Chunk Text Source Payload

This example shows how to chunk the text source by sentence boundaries and stream the audio for each chunk consecutively:

package main

import (
	"context"
	"encoding/json"
	"fmt"
	"os"

	prettyjson "github.com/hokaccha/go-prettyjson"

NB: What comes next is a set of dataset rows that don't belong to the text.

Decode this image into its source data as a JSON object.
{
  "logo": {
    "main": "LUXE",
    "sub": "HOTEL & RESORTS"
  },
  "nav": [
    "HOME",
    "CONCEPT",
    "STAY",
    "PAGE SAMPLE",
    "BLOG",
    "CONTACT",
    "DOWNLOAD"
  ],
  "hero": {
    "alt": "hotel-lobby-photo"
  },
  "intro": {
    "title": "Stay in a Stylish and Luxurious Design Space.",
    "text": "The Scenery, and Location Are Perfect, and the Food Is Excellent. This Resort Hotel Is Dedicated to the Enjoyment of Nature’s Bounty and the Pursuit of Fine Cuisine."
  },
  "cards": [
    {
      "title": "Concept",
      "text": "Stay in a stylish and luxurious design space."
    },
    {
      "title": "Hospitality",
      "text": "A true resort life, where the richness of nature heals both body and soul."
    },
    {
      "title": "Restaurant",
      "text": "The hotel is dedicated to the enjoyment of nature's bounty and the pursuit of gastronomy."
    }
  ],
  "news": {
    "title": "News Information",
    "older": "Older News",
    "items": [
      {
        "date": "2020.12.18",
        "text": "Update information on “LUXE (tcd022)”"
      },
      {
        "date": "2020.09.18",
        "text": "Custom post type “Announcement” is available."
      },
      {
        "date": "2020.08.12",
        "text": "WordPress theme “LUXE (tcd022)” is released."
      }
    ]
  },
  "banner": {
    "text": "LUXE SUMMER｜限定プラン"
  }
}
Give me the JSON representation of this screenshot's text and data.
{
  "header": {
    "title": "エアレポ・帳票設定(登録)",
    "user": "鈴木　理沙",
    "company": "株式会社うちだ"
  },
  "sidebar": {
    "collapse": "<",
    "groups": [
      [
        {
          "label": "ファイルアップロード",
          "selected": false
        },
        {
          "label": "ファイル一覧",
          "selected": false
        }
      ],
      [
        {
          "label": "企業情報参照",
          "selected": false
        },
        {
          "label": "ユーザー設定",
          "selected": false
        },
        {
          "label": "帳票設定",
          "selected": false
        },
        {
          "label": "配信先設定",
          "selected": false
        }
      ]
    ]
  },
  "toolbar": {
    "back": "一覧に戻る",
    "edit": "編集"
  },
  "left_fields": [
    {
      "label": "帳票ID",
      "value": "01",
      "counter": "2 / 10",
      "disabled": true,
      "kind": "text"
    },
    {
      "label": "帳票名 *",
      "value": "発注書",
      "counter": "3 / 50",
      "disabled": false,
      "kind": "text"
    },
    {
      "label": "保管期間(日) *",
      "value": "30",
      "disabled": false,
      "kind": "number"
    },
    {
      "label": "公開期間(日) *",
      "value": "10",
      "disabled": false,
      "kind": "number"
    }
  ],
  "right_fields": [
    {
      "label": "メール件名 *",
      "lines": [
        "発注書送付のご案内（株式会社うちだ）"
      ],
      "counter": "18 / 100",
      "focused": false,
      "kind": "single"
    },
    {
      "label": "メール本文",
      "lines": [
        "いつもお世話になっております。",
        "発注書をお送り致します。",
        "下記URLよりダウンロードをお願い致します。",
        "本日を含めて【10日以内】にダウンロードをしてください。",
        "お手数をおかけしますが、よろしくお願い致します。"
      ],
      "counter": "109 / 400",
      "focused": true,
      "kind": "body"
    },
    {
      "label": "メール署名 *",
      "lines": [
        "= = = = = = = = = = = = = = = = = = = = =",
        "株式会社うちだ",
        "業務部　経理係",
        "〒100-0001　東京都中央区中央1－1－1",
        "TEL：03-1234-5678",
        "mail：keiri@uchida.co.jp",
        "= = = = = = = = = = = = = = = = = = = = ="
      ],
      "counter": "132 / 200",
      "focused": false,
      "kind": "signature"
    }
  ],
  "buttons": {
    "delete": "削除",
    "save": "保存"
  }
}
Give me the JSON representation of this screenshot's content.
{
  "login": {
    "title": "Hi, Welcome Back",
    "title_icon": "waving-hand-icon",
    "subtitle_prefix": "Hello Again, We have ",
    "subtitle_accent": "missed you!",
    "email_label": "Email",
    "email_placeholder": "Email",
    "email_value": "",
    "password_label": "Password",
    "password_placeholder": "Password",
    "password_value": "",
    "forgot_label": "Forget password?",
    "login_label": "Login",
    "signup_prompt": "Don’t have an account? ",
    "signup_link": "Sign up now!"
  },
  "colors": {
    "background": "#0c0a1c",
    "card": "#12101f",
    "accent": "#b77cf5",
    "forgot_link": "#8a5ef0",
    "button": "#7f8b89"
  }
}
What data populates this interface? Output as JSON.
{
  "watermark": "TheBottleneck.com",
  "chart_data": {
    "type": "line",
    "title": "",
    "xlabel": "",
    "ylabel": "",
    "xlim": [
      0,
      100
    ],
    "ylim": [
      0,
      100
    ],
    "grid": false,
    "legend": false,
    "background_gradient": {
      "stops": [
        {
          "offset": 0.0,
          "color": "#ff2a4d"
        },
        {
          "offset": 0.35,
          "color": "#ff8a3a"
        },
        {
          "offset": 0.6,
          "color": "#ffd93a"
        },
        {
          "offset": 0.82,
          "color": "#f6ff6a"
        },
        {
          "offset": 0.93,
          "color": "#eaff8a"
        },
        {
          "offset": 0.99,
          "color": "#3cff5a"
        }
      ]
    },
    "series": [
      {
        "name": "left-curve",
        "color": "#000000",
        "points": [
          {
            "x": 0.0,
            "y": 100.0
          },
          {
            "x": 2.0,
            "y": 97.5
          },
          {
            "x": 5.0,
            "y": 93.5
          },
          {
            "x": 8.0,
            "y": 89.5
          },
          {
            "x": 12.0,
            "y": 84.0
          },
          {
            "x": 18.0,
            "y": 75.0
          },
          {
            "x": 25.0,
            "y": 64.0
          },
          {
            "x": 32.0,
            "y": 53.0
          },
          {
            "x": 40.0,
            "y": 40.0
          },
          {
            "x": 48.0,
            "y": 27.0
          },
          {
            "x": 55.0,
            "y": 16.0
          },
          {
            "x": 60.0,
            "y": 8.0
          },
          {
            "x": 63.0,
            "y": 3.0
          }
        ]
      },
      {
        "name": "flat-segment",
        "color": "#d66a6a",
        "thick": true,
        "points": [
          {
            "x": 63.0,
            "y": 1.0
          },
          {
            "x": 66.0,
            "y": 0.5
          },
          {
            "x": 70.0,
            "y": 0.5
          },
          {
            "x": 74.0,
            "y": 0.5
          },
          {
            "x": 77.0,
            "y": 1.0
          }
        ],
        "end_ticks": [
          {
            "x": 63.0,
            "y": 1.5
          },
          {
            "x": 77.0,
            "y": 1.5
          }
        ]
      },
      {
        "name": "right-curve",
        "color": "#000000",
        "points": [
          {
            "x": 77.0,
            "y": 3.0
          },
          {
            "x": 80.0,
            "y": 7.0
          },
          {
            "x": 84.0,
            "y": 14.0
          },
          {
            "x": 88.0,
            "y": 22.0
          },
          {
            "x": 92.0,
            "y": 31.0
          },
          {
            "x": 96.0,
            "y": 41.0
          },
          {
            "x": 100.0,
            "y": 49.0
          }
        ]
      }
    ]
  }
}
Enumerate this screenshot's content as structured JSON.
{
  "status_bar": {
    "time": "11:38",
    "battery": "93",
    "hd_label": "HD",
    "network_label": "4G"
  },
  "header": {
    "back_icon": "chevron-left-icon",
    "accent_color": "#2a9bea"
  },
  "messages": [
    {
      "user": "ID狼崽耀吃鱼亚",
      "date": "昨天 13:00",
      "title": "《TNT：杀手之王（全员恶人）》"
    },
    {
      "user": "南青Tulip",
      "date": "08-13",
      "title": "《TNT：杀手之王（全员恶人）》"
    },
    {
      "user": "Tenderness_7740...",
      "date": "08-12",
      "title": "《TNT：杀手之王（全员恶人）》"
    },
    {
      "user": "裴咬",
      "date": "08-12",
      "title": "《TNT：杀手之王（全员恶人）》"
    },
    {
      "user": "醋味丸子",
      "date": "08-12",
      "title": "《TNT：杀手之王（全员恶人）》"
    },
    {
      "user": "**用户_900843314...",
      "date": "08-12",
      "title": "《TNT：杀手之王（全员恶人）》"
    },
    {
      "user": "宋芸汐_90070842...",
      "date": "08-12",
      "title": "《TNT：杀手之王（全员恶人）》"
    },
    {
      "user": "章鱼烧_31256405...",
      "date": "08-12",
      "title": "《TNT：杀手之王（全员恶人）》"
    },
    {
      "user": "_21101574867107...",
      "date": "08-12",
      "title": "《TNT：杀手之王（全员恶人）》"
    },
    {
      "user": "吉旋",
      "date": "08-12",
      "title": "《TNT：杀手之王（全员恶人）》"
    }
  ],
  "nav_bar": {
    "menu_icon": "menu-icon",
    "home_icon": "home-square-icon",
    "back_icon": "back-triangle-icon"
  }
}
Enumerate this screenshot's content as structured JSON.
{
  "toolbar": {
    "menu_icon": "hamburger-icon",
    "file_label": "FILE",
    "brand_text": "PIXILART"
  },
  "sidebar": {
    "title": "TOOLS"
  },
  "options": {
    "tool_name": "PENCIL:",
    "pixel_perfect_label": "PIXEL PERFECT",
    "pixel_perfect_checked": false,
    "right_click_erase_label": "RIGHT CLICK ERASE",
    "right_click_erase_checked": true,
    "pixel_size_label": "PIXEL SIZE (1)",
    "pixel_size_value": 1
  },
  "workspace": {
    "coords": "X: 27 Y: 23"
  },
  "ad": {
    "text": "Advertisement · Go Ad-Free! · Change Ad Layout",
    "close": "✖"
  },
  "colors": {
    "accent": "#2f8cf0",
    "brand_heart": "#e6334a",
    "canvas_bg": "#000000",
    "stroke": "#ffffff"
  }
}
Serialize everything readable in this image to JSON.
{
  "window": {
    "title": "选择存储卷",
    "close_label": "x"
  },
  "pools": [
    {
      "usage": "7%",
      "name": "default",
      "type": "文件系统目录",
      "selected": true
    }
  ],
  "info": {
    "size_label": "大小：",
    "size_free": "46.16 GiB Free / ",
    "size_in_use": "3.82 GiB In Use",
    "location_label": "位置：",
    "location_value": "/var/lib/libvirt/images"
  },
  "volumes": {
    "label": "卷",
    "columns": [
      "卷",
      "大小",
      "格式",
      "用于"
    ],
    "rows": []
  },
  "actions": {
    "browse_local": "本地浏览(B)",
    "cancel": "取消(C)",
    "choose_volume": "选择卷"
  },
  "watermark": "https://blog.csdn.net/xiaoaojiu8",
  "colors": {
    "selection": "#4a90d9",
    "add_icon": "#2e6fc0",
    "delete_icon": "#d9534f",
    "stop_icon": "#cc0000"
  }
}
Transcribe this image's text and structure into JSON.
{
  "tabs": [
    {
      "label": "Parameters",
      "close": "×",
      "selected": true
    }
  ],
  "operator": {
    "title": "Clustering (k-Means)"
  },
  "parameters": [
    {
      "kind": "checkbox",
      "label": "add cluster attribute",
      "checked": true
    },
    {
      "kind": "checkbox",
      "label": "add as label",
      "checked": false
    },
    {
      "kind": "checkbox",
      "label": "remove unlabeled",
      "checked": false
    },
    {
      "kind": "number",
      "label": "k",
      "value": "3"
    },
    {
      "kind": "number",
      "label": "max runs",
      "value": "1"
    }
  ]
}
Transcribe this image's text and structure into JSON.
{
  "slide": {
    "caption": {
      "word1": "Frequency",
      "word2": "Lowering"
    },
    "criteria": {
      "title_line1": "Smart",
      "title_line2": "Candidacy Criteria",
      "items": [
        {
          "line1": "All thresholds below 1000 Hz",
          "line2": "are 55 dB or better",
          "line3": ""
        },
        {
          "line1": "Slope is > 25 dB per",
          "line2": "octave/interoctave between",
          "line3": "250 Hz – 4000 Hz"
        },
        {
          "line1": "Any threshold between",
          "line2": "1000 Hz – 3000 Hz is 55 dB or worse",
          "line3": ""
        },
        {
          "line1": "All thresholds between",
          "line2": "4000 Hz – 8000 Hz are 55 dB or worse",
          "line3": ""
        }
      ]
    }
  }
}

	speak "github.com/deepgram/deepgram-go-sdk/pkg/api/speak/v1"
	interfaces "github.com/deepgram/deepgram-go-sdk/pkg/client/interfaces"
	client "github.com/deepgram/deepgram-go-sdk/pkg/client/speak"
)

const (
	textToSpeech string = "Hello, World!"
	filePath     string = "./test.mp3"
)

func main() {
  // STEP 1: Initialize the library
  client.InitWithDefault()

	// Go context
	ctx := context.Background()

  // STEP 2: Create a Deepgram client.
  // By default, the DEEPGRAM_API_KEY environment variable will be used for the API Key
	c := client.NewWithDefaults()
	dg := speak.New(c)
  
 	// STEP 3: Configure the options (such as model choice, audio configuration, etc.)
	options := &interfaces.SpeakOptions{
		Model: "aura-asteria-en",
	}

  // STEP 4: send/process the desired text to Deepgram to convert to Speech
	res, err := dg.ToSave(ctx, filePath, textToSpeech, options)
	if err != nil {
		fmt.Printf("FromStream failed. Err: %v\n", err)
		os.Exit(1)
	}

  // STEP 5: Your result struct/JSON
	data, err := json.Marshal(res)
	if err != nil {
		fmt.Printf("json.Marshal failed. Err: %v\n", err)
		os.Exit(1)
	}

	// make the JSON pretty
	prettyJSON, err := prettyjson.Format(data)
	if err != nil {
		fmt.Printf("prettyjson.Marshal failed. Err: %v\n", err)
		os.Exit(1)
	}
	fmt.Printf("\n\nResult:\n%s\n\n", prettyJSON)
}

Where to Find Additional Examples

The SDK repository has a good collection of text-to-speech examples. You can find the links to the examples in the README.

Each example will attempt to provide different options on how you might transcribe a text-to-speech source.